Patrick Horvath has taken his cuddly serial killer comic, Beneath the Trees Where Nobody Sees. He turned it into a bona fide hit franchise for indie publisher IDW, and now he’s expanding it with fresh voices. A Halloween anthology one-shot is coming, brimming with horror comic all-stars.

Horvath has brought on board several of his favorite horror writers, including James Tynion IV, the creator of Something Is Killing the Children and The Nice House on the Lake. Tony Fleecs, the writer of Feral, and Absolute Catwoman co-author Che Grayson, among others. The line-up has artists including TMNT illustrator Dave Wachter and Usagi Yojimbo cartoonist Jared Cullum.
The Halloween-themed anthology will hit stores on October 7.
Beneath the Trees Where Nobody Sees
Beneath the Trees Where Nobody Sees is a Dexter-meets-Richard Scarry comic. It’s about a brown bear named Samantha Strong, a seemingly decent hardware-store owner. Except, in reality, they are a serial killer living in the pastoral suburban town of Woodbrook. It sounds ridiculous on paper. In practice, it works beautifully.
The comic has sold more than 400,000 copies for IDW, making it the publisher’s biggest-selling original-run series. The six-issue comic was an unexpected smash when it debuted in 2023. Horvath was quickly tasked with working on a second volume, Beneath the Trees Where Nobody Sees: Rite of Spring, which launches later this year. A third volume is also in the pipeline.
The One-Shot
Information on the Halloween one-shot is being kept under wraps. But we do know it takes place in the years before Strong dramatically abandoned the town of Woodbrook.

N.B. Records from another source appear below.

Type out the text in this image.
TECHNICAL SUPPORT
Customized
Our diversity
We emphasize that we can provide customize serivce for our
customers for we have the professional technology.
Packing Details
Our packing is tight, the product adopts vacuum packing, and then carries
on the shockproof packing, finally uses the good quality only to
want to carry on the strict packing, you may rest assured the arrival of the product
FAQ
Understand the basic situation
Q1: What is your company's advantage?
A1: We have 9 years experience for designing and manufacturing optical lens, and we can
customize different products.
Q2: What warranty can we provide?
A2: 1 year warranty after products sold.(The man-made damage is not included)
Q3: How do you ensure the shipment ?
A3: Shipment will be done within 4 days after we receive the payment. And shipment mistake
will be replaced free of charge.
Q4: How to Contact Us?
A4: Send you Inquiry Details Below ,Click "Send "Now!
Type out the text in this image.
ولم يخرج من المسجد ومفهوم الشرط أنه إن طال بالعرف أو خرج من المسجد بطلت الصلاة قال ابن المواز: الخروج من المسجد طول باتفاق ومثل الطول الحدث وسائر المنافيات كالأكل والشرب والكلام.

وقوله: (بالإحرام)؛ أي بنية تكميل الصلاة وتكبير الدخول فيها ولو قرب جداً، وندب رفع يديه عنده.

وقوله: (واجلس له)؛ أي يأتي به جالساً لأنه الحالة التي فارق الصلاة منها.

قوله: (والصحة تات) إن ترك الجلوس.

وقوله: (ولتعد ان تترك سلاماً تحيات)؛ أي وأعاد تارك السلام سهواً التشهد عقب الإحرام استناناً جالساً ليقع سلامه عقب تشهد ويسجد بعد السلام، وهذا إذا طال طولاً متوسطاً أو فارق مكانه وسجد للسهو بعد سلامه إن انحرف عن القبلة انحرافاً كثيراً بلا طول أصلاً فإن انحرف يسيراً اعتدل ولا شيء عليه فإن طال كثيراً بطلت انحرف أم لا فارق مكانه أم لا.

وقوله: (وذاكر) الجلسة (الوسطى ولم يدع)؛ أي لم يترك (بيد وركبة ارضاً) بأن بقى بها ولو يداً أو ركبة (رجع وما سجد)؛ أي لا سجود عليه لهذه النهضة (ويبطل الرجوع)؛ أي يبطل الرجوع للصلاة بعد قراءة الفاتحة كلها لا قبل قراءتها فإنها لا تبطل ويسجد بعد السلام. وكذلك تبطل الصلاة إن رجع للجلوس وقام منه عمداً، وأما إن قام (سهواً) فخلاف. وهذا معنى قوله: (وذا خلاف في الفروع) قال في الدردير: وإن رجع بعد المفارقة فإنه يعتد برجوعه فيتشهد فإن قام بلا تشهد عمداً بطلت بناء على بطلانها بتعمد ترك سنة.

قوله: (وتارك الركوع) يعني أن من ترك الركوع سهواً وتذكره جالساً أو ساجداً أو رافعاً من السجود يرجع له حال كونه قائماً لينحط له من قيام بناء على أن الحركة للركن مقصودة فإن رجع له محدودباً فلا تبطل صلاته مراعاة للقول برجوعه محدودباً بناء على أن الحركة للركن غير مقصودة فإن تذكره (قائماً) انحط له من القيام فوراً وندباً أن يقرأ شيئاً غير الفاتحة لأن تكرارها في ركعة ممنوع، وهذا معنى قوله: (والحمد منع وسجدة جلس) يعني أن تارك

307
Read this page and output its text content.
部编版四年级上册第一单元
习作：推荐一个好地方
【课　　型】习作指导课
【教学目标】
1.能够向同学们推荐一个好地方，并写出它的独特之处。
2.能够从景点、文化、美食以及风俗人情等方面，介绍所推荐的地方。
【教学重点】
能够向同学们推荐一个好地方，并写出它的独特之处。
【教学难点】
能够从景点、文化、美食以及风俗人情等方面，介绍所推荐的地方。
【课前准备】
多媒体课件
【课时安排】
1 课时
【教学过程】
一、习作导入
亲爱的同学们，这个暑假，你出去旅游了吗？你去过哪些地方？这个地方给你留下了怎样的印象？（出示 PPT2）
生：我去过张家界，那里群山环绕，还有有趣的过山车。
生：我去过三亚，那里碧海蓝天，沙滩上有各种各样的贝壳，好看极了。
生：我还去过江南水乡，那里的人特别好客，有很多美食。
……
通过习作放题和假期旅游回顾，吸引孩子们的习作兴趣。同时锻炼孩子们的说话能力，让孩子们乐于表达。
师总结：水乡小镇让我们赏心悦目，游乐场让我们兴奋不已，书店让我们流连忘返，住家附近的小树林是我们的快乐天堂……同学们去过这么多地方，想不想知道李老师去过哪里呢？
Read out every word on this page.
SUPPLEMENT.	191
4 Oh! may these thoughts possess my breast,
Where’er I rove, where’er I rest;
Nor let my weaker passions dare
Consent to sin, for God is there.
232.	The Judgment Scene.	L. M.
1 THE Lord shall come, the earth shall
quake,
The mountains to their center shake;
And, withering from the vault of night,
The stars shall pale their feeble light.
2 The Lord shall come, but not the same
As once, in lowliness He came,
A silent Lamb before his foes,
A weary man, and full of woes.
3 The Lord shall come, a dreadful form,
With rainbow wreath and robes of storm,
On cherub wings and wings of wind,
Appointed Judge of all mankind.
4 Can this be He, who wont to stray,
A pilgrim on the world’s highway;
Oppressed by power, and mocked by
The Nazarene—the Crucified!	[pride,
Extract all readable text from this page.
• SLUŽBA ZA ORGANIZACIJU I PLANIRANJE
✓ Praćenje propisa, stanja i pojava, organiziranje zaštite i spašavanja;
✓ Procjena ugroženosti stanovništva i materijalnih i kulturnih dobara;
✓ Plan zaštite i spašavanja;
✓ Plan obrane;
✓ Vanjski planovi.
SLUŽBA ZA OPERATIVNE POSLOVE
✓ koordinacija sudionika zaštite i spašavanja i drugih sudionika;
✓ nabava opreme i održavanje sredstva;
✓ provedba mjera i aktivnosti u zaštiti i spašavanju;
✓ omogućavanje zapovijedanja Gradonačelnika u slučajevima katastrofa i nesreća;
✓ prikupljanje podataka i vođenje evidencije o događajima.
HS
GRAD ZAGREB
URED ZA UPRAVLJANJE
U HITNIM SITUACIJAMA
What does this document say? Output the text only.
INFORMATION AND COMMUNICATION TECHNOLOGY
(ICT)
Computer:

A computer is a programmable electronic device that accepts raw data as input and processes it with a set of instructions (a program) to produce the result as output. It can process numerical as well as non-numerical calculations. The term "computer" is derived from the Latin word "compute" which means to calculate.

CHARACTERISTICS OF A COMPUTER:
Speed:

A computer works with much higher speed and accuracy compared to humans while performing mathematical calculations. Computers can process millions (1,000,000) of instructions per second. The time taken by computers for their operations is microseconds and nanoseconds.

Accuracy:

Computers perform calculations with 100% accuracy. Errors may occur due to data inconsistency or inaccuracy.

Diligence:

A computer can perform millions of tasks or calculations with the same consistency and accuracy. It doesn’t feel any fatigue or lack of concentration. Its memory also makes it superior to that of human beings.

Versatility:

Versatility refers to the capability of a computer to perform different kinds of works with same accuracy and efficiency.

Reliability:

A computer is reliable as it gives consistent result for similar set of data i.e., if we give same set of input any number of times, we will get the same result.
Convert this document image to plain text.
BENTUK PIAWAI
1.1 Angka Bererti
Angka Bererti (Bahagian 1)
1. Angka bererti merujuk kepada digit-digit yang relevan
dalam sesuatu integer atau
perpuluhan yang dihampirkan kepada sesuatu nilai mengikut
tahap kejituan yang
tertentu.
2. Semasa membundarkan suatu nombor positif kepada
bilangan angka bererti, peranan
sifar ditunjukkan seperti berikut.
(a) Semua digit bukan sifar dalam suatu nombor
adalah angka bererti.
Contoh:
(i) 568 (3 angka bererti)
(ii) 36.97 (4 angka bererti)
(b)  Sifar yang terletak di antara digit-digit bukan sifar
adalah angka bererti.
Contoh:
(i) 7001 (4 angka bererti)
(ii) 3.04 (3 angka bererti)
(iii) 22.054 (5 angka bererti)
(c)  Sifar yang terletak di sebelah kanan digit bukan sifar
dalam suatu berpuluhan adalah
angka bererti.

James Tynion IV, for his part, made clear this was a project he wanted to be part of. “Beneath the Trees Where Nobody Sees is one of my favorite comics of the past few years,” he said in a statement, calling it “a pleasure to be invited to have a bit of gruesome fun in this killer, off-kilter world Patrick has created.”
Tony Fleecs echoed that enthusiasm. “I was a Beneath the Trees Where Nobody Sees fan before almost anyone,” Tony Fleecs said. “I read a review copy before the first issue came out and haven’t stopped loudly singing its praises since.”
Horvath’s previous work shows that he didn’t switch careers from filmmaker to comics creator without keeping the knack for making something grounded, oddly charming, and genuinely dark under the surface.
And capping this off on a Halloween release window with such a solid talent roster on hand feels more like a proper expansion to a burgeoning franchise than a side project.